G: Sì ma le facciate non sono mai composte, non sono mai fatte da un punto e una linea. La facciata non è un punto di discussione dei nostri progetti, come se fosse un problema di composizione. Perché gli stessi progetti sono più vicini a quest’idea di disposizione, disporre i pezzi su un territorio e non tanto di comporre o disegnare una sorta di oggetto architettonico. Siamo più vicini a quest’idea che c’è di neutralità. Poi adesso sono molto più impegnato in un’architettura molto più neutra, che non ha bisogno di fare più cose. In questo senso sono più interessato a cultura e a una società della decrescita. Quando parliamo di decrescita e la mettiamo nell’architettura, è un po’ questo. Un’architettura che non ha bisogno di più, che è molto chiara. Non è un problema di etica che dovrebbe dire la verità perché alla fine non sapremo mai quale sia la verità. Neanche la postmodernità in cui la facciata tende ad avere un significato che nessuno può leggere. È soltanto una facciata che ha la capacità di essere trasparente o opaca, come nell’ospedale di Santa Fe dove abbiamo voluto fare un ospedale aperto alla città e gli abbiamo messo una facciata che sembra il velo di una donna araba.

L: l’altra grande parola centrale nel tuo lavoro che è la “comunità”. Tutti i tuoi lavori sono fortemente segnati dal rapporto fra progetto e comunità. Scuole, giardini, biblioteche, mostre tutto quello che fai in qualche modo è strettamente collegato all’idea di una comunità che chiede degli spazi in cui stare bene, chiede di relazionarsi in ogni momento del giorno e della notte, in ogni momento del tempo. Uno spazio capace di accogliere comunità molto fluide, molto diverse fra loro aseconda dei diversi momenti della giornata e stagioni. Tu in rapporto a questo tema hai costruito alcune delle tue opere più rilevanti, tutta una serie di scuole, le biblioteche, i parchi e in questo hai segnato decisamente una qualità di vita in Colombia ma in tutto Sud America e questa è una delle cose che ti ha fatto riconoscere a livello internazionale al di là del luogo in cui l’hai fatto.
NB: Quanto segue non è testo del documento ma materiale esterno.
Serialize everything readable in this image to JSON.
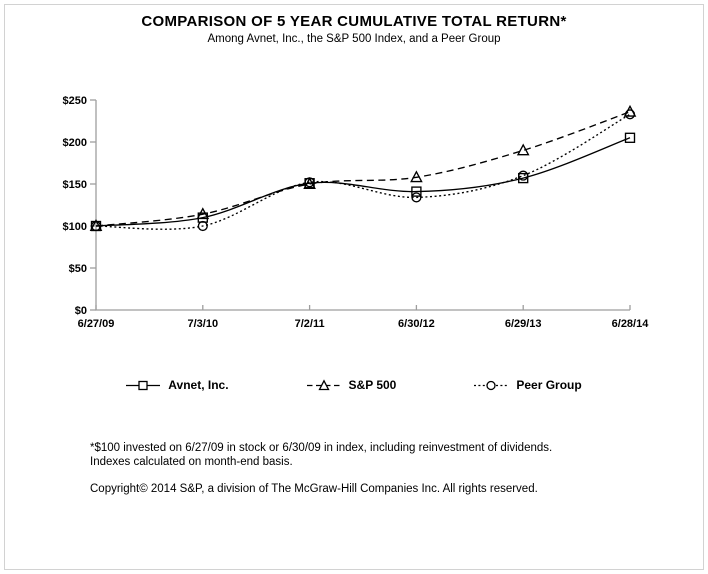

G: Alla fine è l’obiettivo principale dell’architettura che facciamo. Come l’architettura ti cambia la vita, non siamo quelli che ti dicono cosa dovresti fare però l’opera che si apre, che può cambiare, è pensata anche come un’architettura della cura. Io sono molto interessato all’architettura della cura, del prendersi cura. Questa idea dell’architettura che ti cura, che ti accoglie trasforma la città. Ci siamo dimenticati che la città non è una condizione soltanto funzionale. Poi emerge anche l’interesse per le cose comuni: “che cos’è la comunità?” la comunità non è una cosa generale, la comunità è fatta di pezzi, di differenze e allora si possono mettere queste condizioni diverse per avere una vita fra le persone molto diverse che non è pensare che siamo una comunità ma è una cosa molto più astratta.

L: Passiamo dalla città prescrittiva alla città accogliente fondamentalmente. È poi c’è l’idea di comunità, di cui già Aldo van Eyckparlava negli anni Sessanta, che non è unicamenteun luogo astratto la comunità è formata da corpi da persone da desideri da fisicità dal toccarsi dal stare insieme, è una dimensione estremamente fisica e concreta che in qualche modo entra in contatto con l’architettura e mette in condizione che anche i nostri corpi condizionano e cambiano l’architettura. C’è un corrompersi insieme, un toccarsi insieme, un modificarsi insieme del corpo dell’architettura.

G: Anche la definizione stessa di spazio è cambiata perché noi abbiamo imparato una sua definizione molto moderna, che dipende da una condizione astratta. Se cambiamo un po’ la maniera in cui si può arrivare all’idea di spazio sicuramente possiamo creare un’ambiente fatto di agenti diversi, dove le persone, gli animali, le cose sono spazio, trasformandolo in una condizione che non è più astratta perchè generata da tanti attori differenti. Questo cambio totalmente l’dea che lo spazio è vuoto come se fosse un oggetto fatto per essere guardato, un po’ quest’idea di oggettualità molto moderna e poi che cambia per un’architettura molto più performativa più vicina all’arte contemporanea in cui non è fatta solo da un oggetto ma anche da un utente, delle condizioni climatiche, più cose che cambiano le condizioni.

L: Il tema di fondo di questo numero di Platform è “touch”, toccare. La tattilità si sovrappone molto bene al tuo lavoro perché è un lavoro fortemente tattile, fisico, sensuale, sensoriale, in cui la relazione fra la materia, l’ambiente il clima, le persone, racconta di tutto questo. Cosa vuol dire per te pensare a un’architettura che sia fortemente sensoriale?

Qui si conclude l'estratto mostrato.